Stehen für den “Sehnsuchtsort Deutschland“: Referent Nasser Ahmed (3.v.li.), die SPD-Ortsvorsitzenden Barbara Kasberger (Mitte) und Maximilian Fuß (3.v.re.), die SPD -Stadträte Josef Eisenhut (li.) und Ludwig Kerscher (re.), die Beisitzer Brigitte (2.v.li.) und Franz Bayer (4.v.li.) sowie Hadish Tesfay (2.v.re.) als Vertreter der eritreischen Mitbürgerinnen und Mitbürger in Geiselhöring

 

„Die Welt ist nicht einfach schwarz und weiß“

Generalsekretär der BayernSPD bei „SPD im DIALOG“ - “Sehnsuchtsort Deutschland“ hat nichts mit Bürgergeld zu tun

Mit der letzten „SPD im DIALOG“-Veranstaltung dieses Jahres am vergangenen Mittwoch in der Taverne Korfu griff die Geiselhöringer SPD ein heißes Eisen auf: Die Migrationsdebatte. Mit dem Nürnberger Nasser Ahmed, u.a. stellvertretender Generalsekretär der BayernSPD, konnte ein eloquenter und überzeugender Gesprächspartner gefunden werden, der den “Sehnsuchtsort Deutschland“ in die Debatte einbrachte. „So habe ich das noch nie gesehen“, fand nicht nur Ortsvorsitzende Barbara Kasberger.
 

Nasser Ahmed erzählte anfangs, dass sein Vater mit 14 Jahren 1964 allein aus Eritrea geflüchtet war, um dem drohenden Militärdienst im Bürgerkriegsland zu entgehen. Zu Fuß schlug er sich zuerst alleine, dann in einer Gruppe nach Ägypten durch. Hier konnte er eine einfache Ausbildung machen und träumte vom „Sehnsuchtsort Deutschland“. Über Italien kam er dann nach Europa, wo er vier Angebote als Gastarbeiter aus Deutschland bekam – Deutschland warb auch damals gezielt Arbeitskräfte an. Er entschied sich für Nürnberg und siedelte sich dort an. Der Vater gab an seinen Sohn, der Ende der 1980er geboren wurde, weiter, dass der „Sehnsuchtsort Deutschland“ für ihn ein sicheres Leben bedeutete. Der soziale Wohnungsbau ermöglichte es ihm, eine bezahlbare Wohnung zu finden und die Gewerkschaft IG-Metall erkämpfte auch für ihn eine gerechte Entlohnung. Hier konnte er auch als Hilfsarbeiter genug verdienen, um gut zu leben und eine Familie zu gründen. Zwar sei der Abstand von ARM zu REICH auch in Deutschland gegeben, aber in keinem Vergleich zu anderen Ländern, wie etwa seiner Heimat Eritrea. „Alles, was Deutschland zu seinem Sehnsuchtsort gemacht hat, wurde erkämpft von der SPD. Es ist das sozialdemokratische Aufstiegsversprechen, von dem ich auch selbst profitiert habe“, erklärte Nasser Ahmed.

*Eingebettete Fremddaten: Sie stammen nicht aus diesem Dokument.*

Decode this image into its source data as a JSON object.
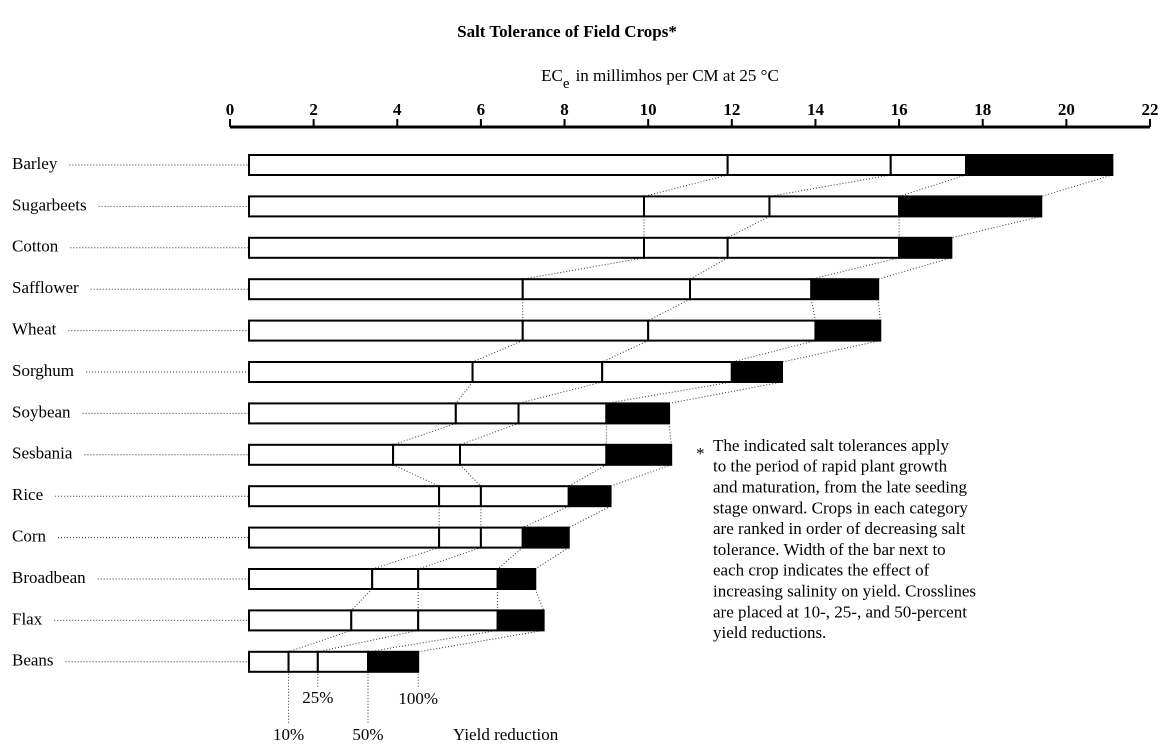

“Sehnsuchtsort Deutschland“ und das sozialdemokratische Aufstiegsversprechen

Für Nasser Ahmed bedeutete der “Sehnsuchtsort Deutschland“, dass er die Chance hatte, eine kostenlose öffentliche Schule besuchen zu können und dass er eine faire Chance hatte. Und diese hat er genutzt: Er studierte als erstes Familienmitglied mit einem Stipendium der Friedrich-Ebert-Stiftung und machte seinen Doktor. Heute ist er verheiratet, arbeitet in einem bekannten Unternehmen und will nun der „Gesellschaft – und der SPD - etwas zurückgeben“. Sein Engagement als Nürnberger Stadtrat und nun als stellvertretender Generalsekretär der Bayern SPD rühren auch daher.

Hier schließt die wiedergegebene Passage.